Vinny Golia performs in a quartet and conducts Capilano University A Band, Presentation House Theatre, Friday, Feb. 14, 8 p.m. Tickets $10 cash at the door. facebook.com/events/161406831961072/.
The band is Swiss watch-precise, playing a piece so rigid it could sharpen a chef’s knife. The only problem is that they’re supposed to be playing jazz.
A student heads for the front door.
“I’ll see you tomorrow,” bandleader Vinny Golia calls after him. “If not, we’re sending dogs after you.”
It’s not a threat, it’s an invitation to the rest of the musicians: two upright bassists, a drummer, vibraphone player, three trumpeters and trombonists and five saxophonists, to relax. There’s also a tuba.
“The world needs more tuba players,” Golia tells them from his stool perch. “It’s got something to do with gravity and the rotations of the Earth.”
Toying with a cane, Golia surveys the band. He’s composed 500 pieces for ensembles (not counting the ones for really large ensembles.) He won LA Weekly’s award for best jazz musician in 1999. He’s played with countless jazz greats as well as the Los Angeles Philharmonic. But what he wants right now, is for the band to breathe.
“You’re really straining,” he tells them. “You have to relax and let it swing.”
He tells them about Dizzy and Sonny Stitt, Bob Brookmeyer and Dizzy.
They play it again.
Heads start nodding. Sneakers and Blundstones tap. Now it’s like Tarzan with a vine or an electoral district equally divided between liberals and conservatives.
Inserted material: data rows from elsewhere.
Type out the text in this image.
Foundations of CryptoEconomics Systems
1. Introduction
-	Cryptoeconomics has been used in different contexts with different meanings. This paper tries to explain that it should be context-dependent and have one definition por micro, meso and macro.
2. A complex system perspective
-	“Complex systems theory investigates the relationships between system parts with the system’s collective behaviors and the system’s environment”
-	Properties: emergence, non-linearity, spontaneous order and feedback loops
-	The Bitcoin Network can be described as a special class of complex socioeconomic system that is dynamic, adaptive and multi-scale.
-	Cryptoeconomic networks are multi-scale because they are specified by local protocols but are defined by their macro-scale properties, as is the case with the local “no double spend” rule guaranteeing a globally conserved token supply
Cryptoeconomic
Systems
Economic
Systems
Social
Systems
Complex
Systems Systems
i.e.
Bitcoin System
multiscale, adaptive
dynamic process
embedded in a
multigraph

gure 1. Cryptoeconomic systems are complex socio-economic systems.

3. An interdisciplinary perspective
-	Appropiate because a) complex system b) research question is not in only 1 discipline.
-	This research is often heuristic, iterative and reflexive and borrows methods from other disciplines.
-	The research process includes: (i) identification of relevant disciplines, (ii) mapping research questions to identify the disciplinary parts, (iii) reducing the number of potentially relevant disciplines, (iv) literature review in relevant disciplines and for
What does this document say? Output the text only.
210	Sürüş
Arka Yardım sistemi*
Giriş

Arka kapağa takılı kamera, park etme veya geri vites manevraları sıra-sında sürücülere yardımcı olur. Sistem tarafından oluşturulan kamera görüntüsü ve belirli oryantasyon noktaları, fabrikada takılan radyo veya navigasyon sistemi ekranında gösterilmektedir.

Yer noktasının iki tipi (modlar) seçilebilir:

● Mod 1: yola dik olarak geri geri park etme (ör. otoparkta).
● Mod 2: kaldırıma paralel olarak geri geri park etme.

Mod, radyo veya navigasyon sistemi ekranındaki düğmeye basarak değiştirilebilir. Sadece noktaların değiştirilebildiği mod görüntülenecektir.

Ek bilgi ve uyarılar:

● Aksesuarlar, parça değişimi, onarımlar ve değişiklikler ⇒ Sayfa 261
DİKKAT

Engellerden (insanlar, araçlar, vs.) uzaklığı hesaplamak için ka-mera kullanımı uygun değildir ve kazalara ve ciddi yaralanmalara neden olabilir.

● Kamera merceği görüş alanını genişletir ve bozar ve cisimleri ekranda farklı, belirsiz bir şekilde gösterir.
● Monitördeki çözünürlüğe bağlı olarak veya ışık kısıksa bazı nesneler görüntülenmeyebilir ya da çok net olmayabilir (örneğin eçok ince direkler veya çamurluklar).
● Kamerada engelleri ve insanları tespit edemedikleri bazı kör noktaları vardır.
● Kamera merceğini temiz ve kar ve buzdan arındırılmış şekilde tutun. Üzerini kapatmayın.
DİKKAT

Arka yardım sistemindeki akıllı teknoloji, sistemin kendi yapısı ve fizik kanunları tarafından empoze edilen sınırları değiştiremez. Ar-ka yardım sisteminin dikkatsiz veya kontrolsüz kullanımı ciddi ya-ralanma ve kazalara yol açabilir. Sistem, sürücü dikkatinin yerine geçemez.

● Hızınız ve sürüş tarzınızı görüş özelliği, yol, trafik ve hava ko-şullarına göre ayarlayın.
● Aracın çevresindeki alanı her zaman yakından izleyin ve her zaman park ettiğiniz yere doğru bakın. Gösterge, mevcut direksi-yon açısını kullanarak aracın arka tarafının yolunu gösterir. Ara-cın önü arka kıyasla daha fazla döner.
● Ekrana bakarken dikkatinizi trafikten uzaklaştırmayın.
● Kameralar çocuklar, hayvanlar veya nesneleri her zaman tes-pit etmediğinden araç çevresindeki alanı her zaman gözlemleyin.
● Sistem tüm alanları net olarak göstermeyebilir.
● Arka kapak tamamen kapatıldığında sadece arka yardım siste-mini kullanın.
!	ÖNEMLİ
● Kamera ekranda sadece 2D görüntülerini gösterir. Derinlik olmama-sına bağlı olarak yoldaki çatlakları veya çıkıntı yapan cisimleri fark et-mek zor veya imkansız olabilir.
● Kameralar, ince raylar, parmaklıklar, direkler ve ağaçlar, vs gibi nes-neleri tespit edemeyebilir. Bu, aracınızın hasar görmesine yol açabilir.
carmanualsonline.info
It swings, baby.
As students filter out of the rehearsal room, Capilano University jazz instructor Jared Burrows invites Golia into his inner sanctum on the second floor.
“Only the most important people get to go in here,” Burrows intones.
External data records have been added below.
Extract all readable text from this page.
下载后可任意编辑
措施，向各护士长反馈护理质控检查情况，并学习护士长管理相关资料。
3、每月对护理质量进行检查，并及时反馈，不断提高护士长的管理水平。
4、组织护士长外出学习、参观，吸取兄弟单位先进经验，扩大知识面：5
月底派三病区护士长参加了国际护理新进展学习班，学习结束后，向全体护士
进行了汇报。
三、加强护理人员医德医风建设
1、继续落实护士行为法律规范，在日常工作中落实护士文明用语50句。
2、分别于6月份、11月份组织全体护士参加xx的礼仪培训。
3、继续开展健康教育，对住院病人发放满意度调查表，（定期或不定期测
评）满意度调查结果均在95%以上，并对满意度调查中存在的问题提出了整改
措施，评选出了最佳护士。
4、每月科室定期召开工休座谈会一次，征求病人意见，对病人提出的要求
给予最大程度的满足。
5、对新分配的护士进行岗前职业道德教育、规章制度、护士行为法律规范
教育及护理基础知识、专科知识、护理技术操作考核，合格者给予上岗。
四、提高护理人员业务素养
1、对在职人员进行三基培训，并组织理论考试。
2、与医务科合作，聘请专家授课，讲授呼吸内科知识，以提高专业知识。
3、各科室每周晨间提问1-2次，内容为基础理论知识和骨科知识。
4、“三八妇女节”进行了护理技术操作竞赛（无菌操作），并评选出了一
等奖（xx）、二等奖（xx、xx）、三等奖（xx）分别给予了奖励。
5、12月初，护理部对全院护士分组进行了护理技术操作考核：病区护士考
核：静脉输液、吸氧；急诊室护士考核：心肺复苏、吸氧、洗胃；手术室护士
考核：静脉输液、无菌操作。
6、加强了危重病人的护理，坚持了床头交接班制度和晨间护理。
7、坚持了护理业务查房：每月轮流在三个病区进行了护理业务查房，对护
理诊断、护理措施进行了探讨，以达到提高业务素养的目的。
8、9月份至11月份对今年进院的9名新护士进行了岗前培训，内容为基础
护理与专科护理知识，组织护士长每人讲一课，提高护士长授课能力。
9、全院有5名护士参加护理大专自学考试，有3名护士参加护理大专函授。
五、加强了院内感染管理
“I’ll wait outside,” Golia volunteers.
California’s been Golia’s home for decades but his voice still crackles with New York.
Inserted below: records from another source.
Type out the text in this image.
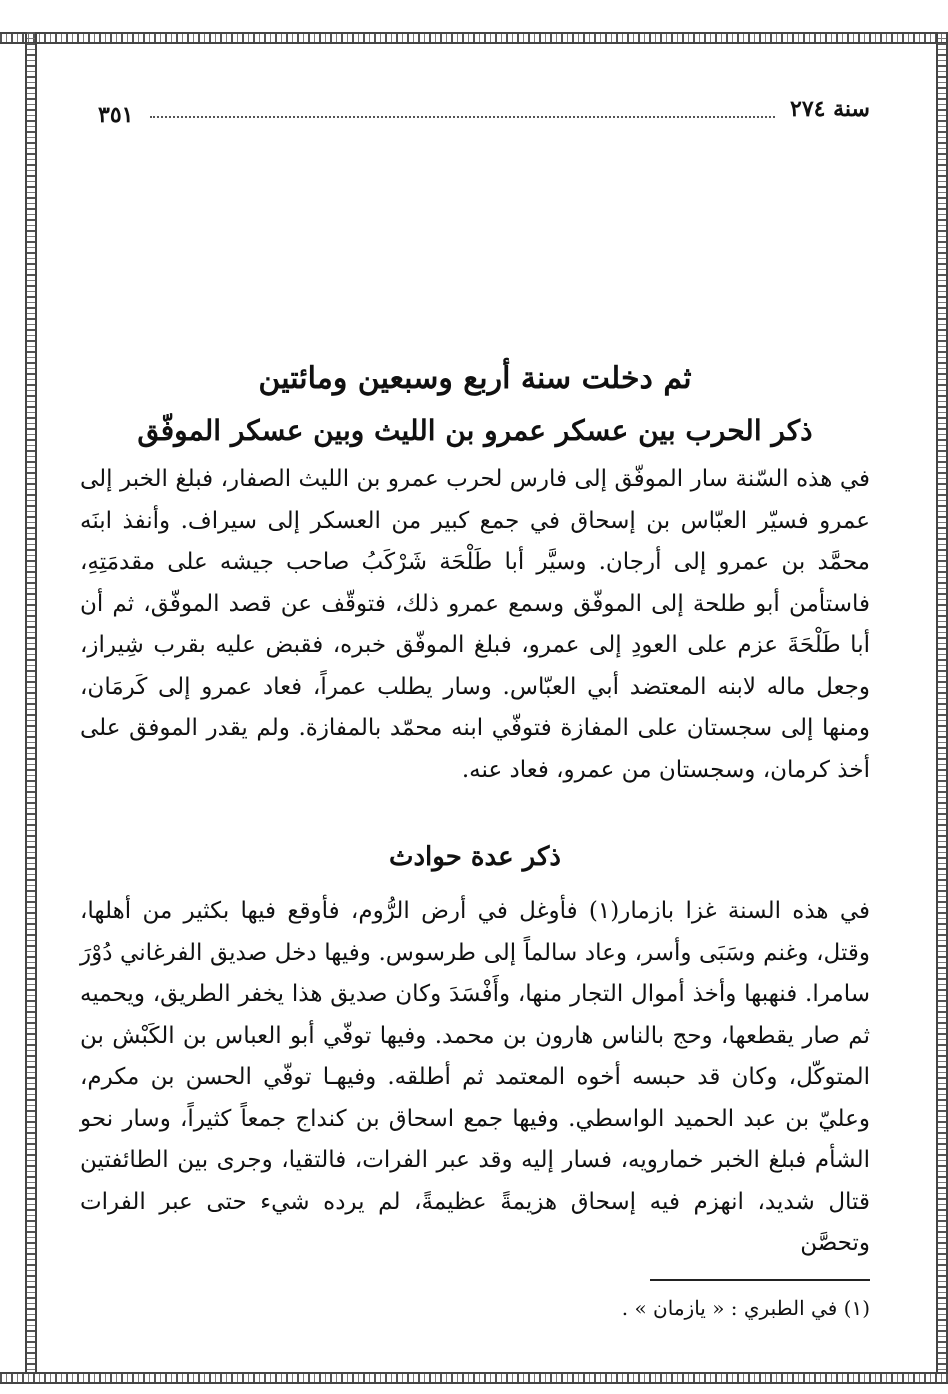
سنة ٢٧٤
٣٥١
ثم دخلت سنة أربع وسبعين ومائتين
ذكر الحرب بين عسكر عمرو بن الليث وبين عسكر الموفّق

في هذه السّنة سار الموفّق إلى فارس لحرب عمرو بن الليث الصفار، فبلغ الخبر إلى عمرو فسيّر العبّاس بن إسحاق في جمع كبير من العسكر إلى سيراف. وأنفذ ابنَه محمَّد بن عمرو إلى أرجان. وسيَّر أبا طَلْحَة شَرْكَبُ صاحب جيشه على مقدمَتِهِ، فاستأمن أبو طلحة إلى الموفّق وسمع عمرو ذلك، فتوقّف عن قصد الموفّق، ثم أن أبا طَلْحَةَ عزم على العودِ إلى عمرو، فبلغ الموفّق خبره، فقبض عليه بقرب شِيراز، وجعل ماله لابنه المعتضد أبي العبّاس. وسار يطلب عمراً، فعاد عمرو إلى كَرمَان، ومنها إلى سجستان على المفازة فتوفّي ابنه محمّد بالمفازة. ولم يقدر الموفق على أخذ كرمان، وسجستان من عمرو، فعاد عنه.

ذكر عدة حوادث

في هذه السنة غزا بازمار(١) فأوغل في أرض الرُّوم، فأوقع فيها بكثير من أهلها، وقتل، وغنم وسَبَى وأسر، وعاد سالماً إلى طرسوس. وفيها دخل صديق الفرغاني دُوْرَ سامرا. فنهبها وأخذ أموال التجار منها، وأَفْسَدَ وكان صديق هذا يخفر الطريق، ويحميه ثم صار يقطعها، وحج بالناس هارون بن محمد. وفيها توفّي أبو العباس بن الكَبْش بن المتوكّل، وكان قد حبسه أخوه المعتمد ثم أطلقه. وفيهـا توفّي الحسن بن مكرم، وعليّ بن عبد الحميد الواسطي. وفيها جمع اسحاق بن كنداج جمعاً كثيراً، وسار نحو الشأم فبلغ الخبر خمارويه، فسار إليه وقد عبر الفرات، فالتقيا، وجرى بين الطائفتين قتال شديد، انهزم فيه إسحاق هزيمةً عظيمةً، لم يرده شيء حتى عبر الفرات وتحصَّن

(١) في الطبري : « يازمان » .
His parents were hard working blue collar types, he remembers, who used the Bronx Zoo for his after-school care.
He’d spend hours going from cage to cage and drawing the animals that fascinated him.
“While I was painting I started listening to a lot of music,” he says, citing Jimi Hendrix, Miles Davis and John Coltrane.
Soon he was fascinated with musicians.
He was working as a teacher but he was also going to clubs and drawing great jazz players. He did the abstract, colourful cover for Chick Corea’s Song of Singing album where it looks like the hep is about to jump off the sleeve onto your face.
“I have that record and I never knew,” Burrows says.
“There’s no name on it. They didn’t give me credit,” Golia explains.
In the early 1970s Golia had album covers but no album to call his own. However, the money he made from album covers was enough to buy his first instrument: a soprano saxophone.
“Which is, in retrospect, kind of stupid,” he says, noting the finicky nature of the soprano sax.
“Most people start with alto which I didn’t get to until, like, a few months ago,” he adds.
Around that time he wound up as a substitute teacher at a reservation in New Mexico. He was there with a lawyer who also had a practise of writing out Ravi Shankar solos and playing them on bass.
As luck had it, the regular teachers were never sick.
“So I wound up practising all day,” he says.
He started playing with the lawyer/bass player and it wasn’t long before he was touring with players like John Carter and Bobby Bradford (“I’m still learning from Bobby Bradford,” he confides) occasionally dropping into Vancouver and playing the Glass Slipper for an appreciative audience.
“I saw Vinny play when I was a kid,” Burrows says, drawing a laugh from Golia.
Golia brings something unique to jazz, Burrows says.
“Vinny’s perspective is, I would say, several degrees further away from our usual thing,” he says. That forces students to examine their perspectives on music and how to play his compositions.
“I was watching a bunch of light bulbs go on today,” Burrows remarks.
For Friday’s show, the band is set to open with a swing piece, something on the familiar side.
“That’s something that people are used to. So, you give them a little bit of a carrot and then you yank it,” he chuckles.
Burrows, noting he’s promoting the show, is hoping for a good crowd.
“No offense to North Shore dwellers but it’s not a concert town, per se,” he says.
Back in the rehearsal room a trumpeter sips what looks like an ice cappuccino and Golia’s head snaps up from his chart.
“You need a strong drink for this one, huh?”
He turns to the drummer and invokes James Brown’s great drummer Clyde Stubblefield. For this piece, he tells him, we need something “in the funkish range.”
The drummer nods.
“Do you want it to be a half-time kind of feel?” he asks.
“Let’s see what you come up with, young man.”
They’re about to run through a few more songs when Burrows announces they only have five minutes.
Golia appraises the band. They’re swinging now.
“Five minutes? OK, let’s play really fast.”